Let's twist again

Télévision encore, hier soir. (Il faut dire qu'avec ce temps, on n'a qu'une envie: se calfeutrer chez soi et n'en plus bouger.) Soirée vieilleries, à nouveau: les années 60 sont à l'honneur cette fois. Les archives visuelles de ce temps-là sont autrement plus captivantes que celles des années 80. Elles ont la patine, le charme des images en noir et blanc des temps vraiment révolus. (Mais peut-être est-ce la un stéréotype? peut-être que j'idéalise cette époque que je n'ai pas moi-même vécue ...) Mieux faite que celle de l'autre soir sur les heighties, l'émission est consacrée aux yéyés. En gros: la période allant de 1960 à 1966, année qui marqua indéniablement un cap – 1967 jalonnant le début d'une nouvelle ère, celle du flower power, des drogues, des hippies. La première moitié des années 60, nous explique-t-on, a été celle de l'émergence des jeunes comme prescripteurs, puis consommateurs. Pour la première fois, les "idoles" avaient l'âge de leur public. En France, en s'appropriant la musique rock des Etats-Unis, en l'adaptant, cette jeunesse a fait sauter le corset de l'establishment gaullien. Selon le commentaire, cette génération (donc celle des personnes nées dans la première moitié des années 40) a été la première a manifester ainsi, ouvertement, "son envie de jouir". On nous montre des images tournées au Golf Drouot, à Paris, club phare de cette jeunesse qui voulait juste danser les mille et une danses à la mode, qui flirtait à peine et ne buvait guère que de la limonade (ils avaient 17 - 21 ans). C'était frais, c'était gai.
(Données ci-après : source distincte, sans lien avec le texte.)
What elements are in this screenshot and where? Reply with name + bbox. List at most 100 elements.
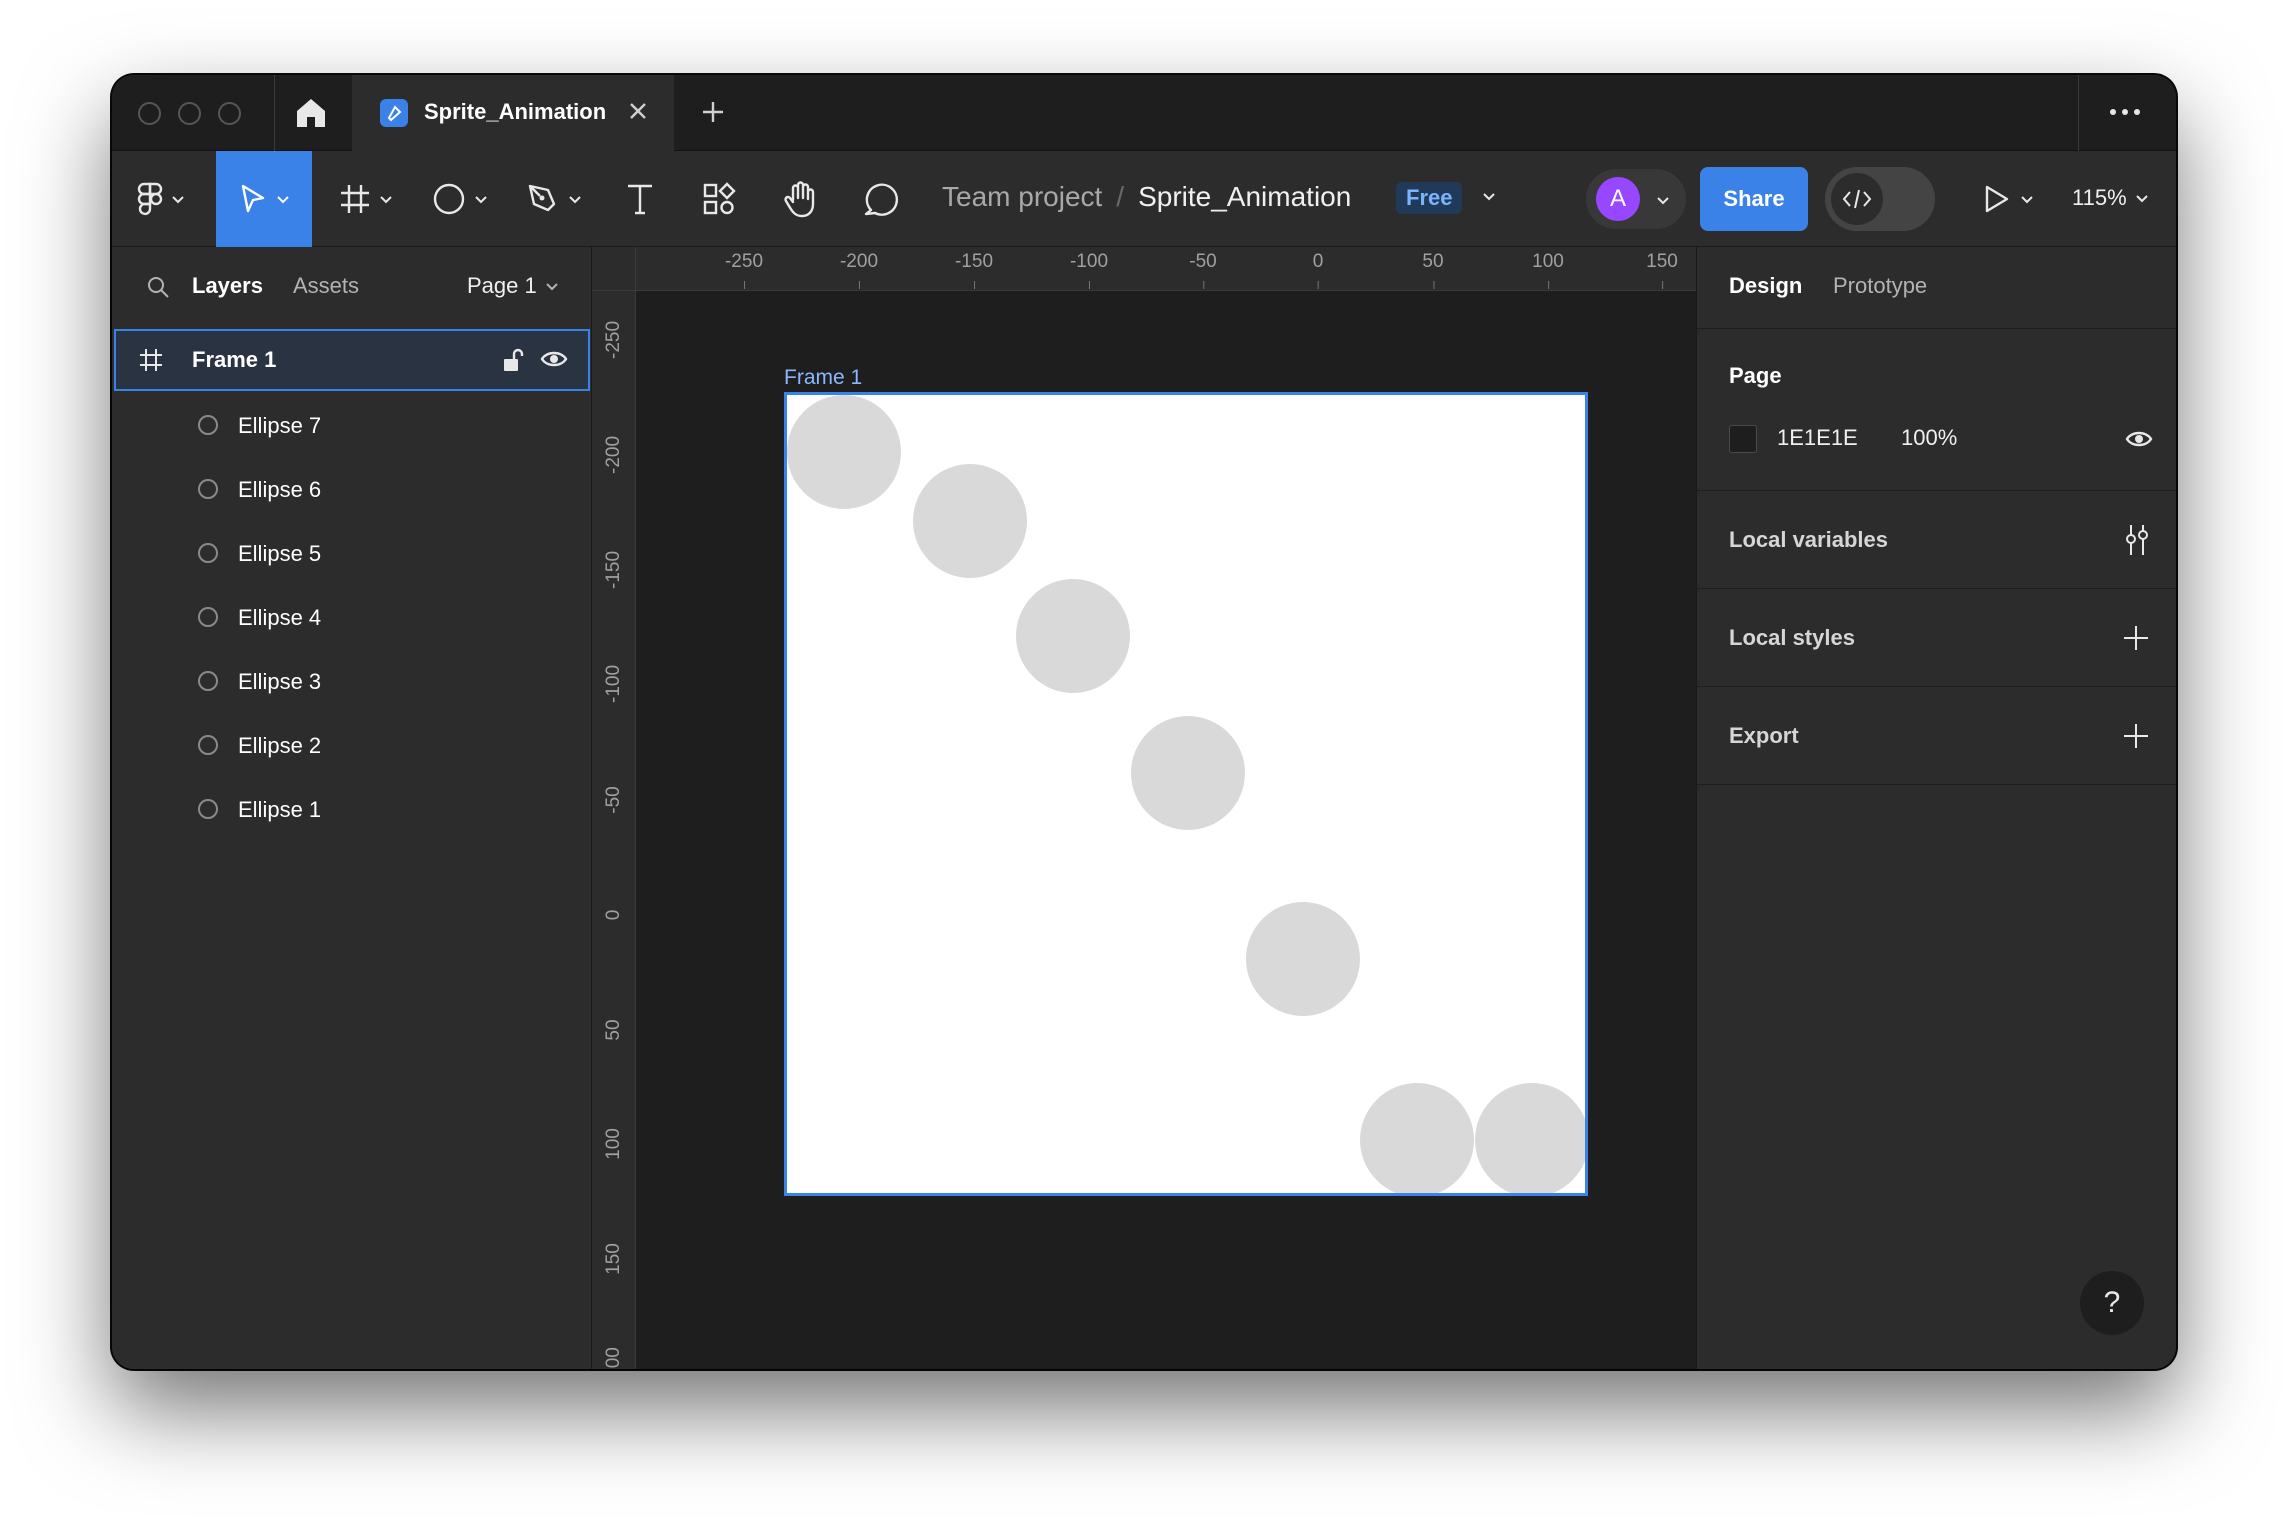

Ce qu'il y avait de particulier à cette époque-là, c'était les danses de groupe, les mouvements d'ensemble, comme le madison, le mashed potatoes. Des pas codifiés. Tout le monde les connaissait. Alors on ne danse plus en couple; on ne danse pas encore seul. On danse ensemble. Quelqu'un dit dans le reportage: "La jeunesse aime se tenir chaud". Cette réflexion me frappe. Quand j'avais moi-même l'âge de ces jeunes, j'étais passionné par cette période, le début des années 60. A l'adolescence, quand une vague de revival remettait les sixties au goût du jour, j'avais beaucoup interrogé ma mère sur cette période, sans obtenir d'elle que des réponses vagues, insatisfaisantes: non, elle n'avait pas écouté Salut les copains. Elle n'avait probablement gardé de ce temps que les mêmes souvenirs flous que j'ai, moi-même aujourd'hui, des années 80. Toutefois, je sentais bien que ma génération ne créait véritablement rien encore, rien de galvanisant, rien qui mobilise les foules comme en ce temps-là. Mon sentiment était que tout avait été inventé, qu'on ne faisait plus qu'emboîter le pas. Alors que j'avais l'âge des clients du Golf Drouot, j'étais déçu par une impression de vide, d'absence d'énergie mobilisatrice collective, à coup sûr fantasmée. Aujourd'hui, je me rends compte que j'étais en prise avec mon temps – un temps qui n'était pas tellement à la légèreté, à l'insouciance, plutôt imprégné de quelque chose de plus torturé, de sombre, alors même que j'aspirais inconsciemment à retrouver l'innocence et la fraîcheur qui avaient dominé vingt ans plus tôt.
Bien sûr, il faut toujours du temps pour reconnaître ce qui émerge d'une époque, ce qui caractérise une génération. Et il me semble bien que lorsque cette énergie particulière s'est cristallisée, lorsque ont eu lieu des manifestations distinctes, typiques de leur temps et propres à ce qu'on a appelé plus tard la génération X, il me semble que lorsque mes contemporains ont trouvé leur propre manière de "se tenir chaud", j'ai loupé ce train-là. Aveuglé par la certitude que rien de nouveau ne se produisait, je n'ai pas capté immédiatement l'air du temps. Je cherchais alors à ressusciter des périodes révolues; je raillais les distractions de mes pairs, sans voir qu'elles auraient pu me plaire. Je me suis tourné vers l'intérieur de ma coquille, je me suis embarqué dans une vie dont j'avais temporairement lâché le barre. Il m'a ensuite fallu du temps pour quitter les bras morts, pour rattraper le courant porteur.